In the Bible, the book of Matthew says: Jesus took bread, gave thanks and broke it, and gave it to his disciples, saying, "Take and eat; this is my body." Then he took the cup, gave thanks and offered it to them, saying, "Drink from it, all of you. This is my blood of the covenant, which is poured out for many for the forgiveness of sins.” (Matthew 26:26-28)
What: Communion is a celebration of the Last Supper that Jesus shared with His disciples before His crucifixion. The bread and wine they shared remain food to strengthen believers until He comes again. Just as Jesus said, “This is my body… This is my blood” we believe that Christ is really present in this meal.
Why: Communion is a means of grace. That is, Jesus offers what we need most—forgiveness. He does so by giving us His own body and blood, “hidden beneath” the bread and wine, for the forgiveness of sins. Communion doesn’t focus solely on the vertical relationship—“Jesus and me.” It also highlights horizontal relationships. In particular, when we commune together, we do so as an expression of our common unity of faith and shared love as sisters and brothers in Christ.
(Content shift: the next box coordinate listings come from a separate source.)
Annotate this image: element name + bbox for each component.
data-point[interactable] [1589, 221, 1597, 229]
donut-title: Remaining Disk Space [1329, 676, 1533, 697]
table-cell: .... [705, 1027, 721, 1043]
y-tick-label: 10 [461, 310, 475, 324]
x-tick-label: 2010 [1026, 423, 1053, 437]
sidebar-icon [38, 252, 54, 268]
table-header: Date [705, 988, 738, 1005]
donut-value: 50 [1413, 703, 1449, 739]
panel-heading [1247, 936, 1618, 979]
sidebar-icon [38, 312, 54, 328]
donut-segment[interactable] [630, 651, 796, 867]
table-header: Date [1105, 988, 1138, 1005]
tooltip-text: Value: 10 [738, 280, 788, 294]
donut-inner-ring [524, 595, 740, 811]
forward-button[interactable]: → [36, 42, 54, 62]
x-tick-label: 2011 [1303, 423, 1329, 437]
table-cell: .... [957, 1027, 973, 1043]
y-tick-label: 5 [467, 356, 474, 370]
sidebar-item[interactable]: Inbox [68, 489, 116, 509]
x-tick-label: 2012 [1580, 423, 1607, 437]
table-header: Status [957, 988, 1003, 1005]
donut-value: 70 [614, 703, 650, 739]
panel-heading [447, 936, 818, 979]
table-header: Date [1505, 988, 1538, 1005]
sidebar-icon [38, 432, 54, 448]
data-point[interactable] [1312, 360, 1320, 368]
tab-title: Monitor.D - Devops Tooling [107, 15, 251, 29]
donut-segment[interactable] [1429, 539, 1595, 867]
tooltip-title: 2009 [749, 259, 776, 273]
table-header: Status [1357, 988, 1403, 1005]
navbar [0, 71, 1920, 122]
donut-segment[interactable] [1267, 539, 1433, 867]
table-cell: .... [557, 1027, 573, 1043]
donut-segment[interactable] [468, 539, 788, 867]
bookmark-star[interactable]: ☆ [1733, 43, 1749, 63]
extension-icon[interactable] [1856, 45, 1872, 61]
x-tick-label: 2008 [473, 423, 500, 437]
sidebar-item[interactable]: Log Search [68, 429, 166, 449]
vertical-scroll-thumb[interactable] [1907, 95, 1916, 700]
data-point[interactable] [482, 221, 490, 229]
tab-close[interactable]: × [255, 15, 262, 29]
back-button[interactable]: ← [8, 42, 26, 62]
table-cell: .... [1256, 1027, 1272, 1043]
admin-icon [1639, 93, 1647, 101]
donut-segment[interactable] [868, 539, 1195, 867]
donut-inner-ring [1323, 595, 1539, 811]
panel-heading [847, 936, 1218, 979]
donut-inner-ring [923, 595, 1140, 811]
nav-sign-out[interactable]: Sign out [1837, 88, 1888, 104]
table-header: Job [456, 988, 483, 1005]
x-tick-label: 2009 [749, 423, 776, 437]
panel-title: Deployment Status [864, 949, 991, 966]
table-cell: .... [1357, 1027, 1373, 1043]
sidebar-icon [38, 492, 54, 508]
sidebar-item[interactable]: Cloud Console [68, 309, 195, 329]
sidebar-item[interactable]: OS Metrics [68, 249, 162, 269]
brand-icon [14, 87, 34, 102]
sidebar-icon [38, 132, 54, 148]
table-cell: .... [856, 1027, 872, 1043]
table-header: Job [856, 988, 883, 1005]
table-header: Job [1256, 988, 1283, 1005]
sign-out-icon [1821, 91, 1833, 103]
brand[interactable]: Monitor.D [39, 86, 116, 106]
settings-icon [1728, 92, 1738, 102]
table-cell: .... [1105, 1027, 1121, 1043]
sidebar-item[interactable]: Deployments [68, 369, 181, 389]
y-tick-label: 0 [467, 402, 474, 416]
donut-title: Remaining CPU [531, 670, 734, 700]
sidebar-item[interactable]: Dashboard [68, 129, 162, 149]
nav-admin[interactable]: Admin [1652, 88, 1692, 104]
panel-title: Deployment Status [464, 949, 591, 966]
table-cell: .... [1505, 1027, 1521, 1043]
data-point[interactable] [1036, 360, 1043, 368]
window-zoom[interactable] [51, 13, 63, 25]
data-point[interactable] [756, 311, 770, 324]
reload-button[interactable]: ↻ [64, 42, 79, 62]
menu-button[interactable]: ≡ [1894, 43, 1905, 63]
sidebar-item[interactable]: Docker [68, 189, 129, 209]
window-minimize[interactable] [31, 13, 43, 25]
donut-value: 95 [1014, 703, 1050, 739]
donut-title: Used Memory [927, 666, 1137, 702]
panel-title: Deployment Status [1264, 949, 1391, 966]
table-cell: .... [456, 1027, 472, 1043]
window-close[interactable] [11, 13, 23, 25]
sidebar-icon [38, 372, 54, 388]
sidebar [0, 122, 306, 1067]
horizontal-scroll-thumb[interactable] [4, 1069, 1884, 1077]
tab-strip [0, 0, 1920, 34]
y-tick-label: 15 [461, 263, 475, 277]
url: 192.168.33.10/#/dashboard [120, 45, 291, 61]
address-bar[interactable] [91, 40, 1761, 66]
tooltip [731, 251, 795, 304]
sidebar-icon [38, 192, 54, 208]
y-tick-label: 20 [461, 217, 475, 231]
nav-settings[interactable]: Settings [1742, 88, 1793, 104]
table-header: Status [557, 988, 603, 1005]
Who: This is the food of God for the people of God. If you are a baptized Christian, acknowledge your sin, continually seek to live a life of repentance - aided and empowered by the Holy Spirit - and belive that Jesus is truly present in the Lord’s Supper, you are invited to receive the gifts that Christ offers on the altar at Our Savior. Children under 12 years of age should not receive communion until they have taken Confirmation class.